O relatório já se encontra lançado no sistema E-Jud, o que


dispensa sua repetição, na forma regimental (art. 92, caput, do RITJRJ).

II – VOTO

Presentes as condições recursais (legitimidade, interesse e


possibilidade jurídica) e os pressupostos legais (órgão investido de jurisdição,
capacidade recursal das partes e regularidade formal - forma escrita,
fundamentação e tempestividade), a apelação deve ser conhecida.

Inicialmente, cabe ressaltar que a sentença foi prolatada sob a


égide do Código de Processo Civil de 2015.

A relação jurídica estabelecida entre as partes é de consumo,


inserindo-se a autora no conceito de consumidor previsto no artigo 2º da Lei nº
8.078/90, e a ré no conceito de fornecedor de serviços, nos termos do artigo 3º, §
2º, da mesma Lei nº 8.078/90. Dessa forma, sujeitam-se as partes à aplicação
das normas do Código de Defesa do Consumidor.
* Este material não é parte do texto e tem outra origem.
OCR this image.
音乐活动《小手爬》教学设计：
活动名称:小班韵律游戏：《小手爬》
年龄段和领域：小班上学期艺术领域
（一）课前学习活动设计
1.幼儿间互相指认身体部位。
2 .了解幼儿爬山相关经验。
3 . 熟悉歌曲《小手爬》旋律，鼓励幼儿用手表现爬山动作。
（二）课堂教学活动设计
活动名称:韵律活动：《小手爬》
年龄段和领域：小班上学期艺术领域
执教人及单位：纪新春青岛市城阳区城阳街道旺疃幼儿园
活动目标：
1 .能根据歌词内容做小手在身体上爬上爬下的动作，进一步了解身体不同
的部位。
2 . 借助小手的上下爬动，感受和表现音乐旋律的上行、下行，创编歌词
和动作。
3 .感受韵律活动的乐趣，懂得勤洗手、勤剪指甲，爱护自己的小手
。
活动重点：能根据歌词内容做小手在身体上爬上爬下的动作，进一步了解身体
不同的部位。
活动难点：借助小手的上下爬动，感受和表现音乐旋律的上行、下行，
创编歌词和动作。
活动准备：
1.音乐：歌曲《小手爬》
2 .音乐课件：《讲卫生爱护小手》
Aplica-se ao caso em tela o previsto no artigo 14, caput, do


Código de Defesa do Consumidor, que estabelece a responsabilidade objetiva do
fornecedor de serviços pela prestação do serviço de forma defeituosa.

Assim, basta que se verifique a existência do dano e do nexo


causal ligando este à conduta do fornecedor de serviços para que esteja
caracterizada a responsabilidade civil deste último, independentemente da
existência de culpa. É a adoção, pelo Direito Pátrio, da Teoria do Risco do
Empreendimento.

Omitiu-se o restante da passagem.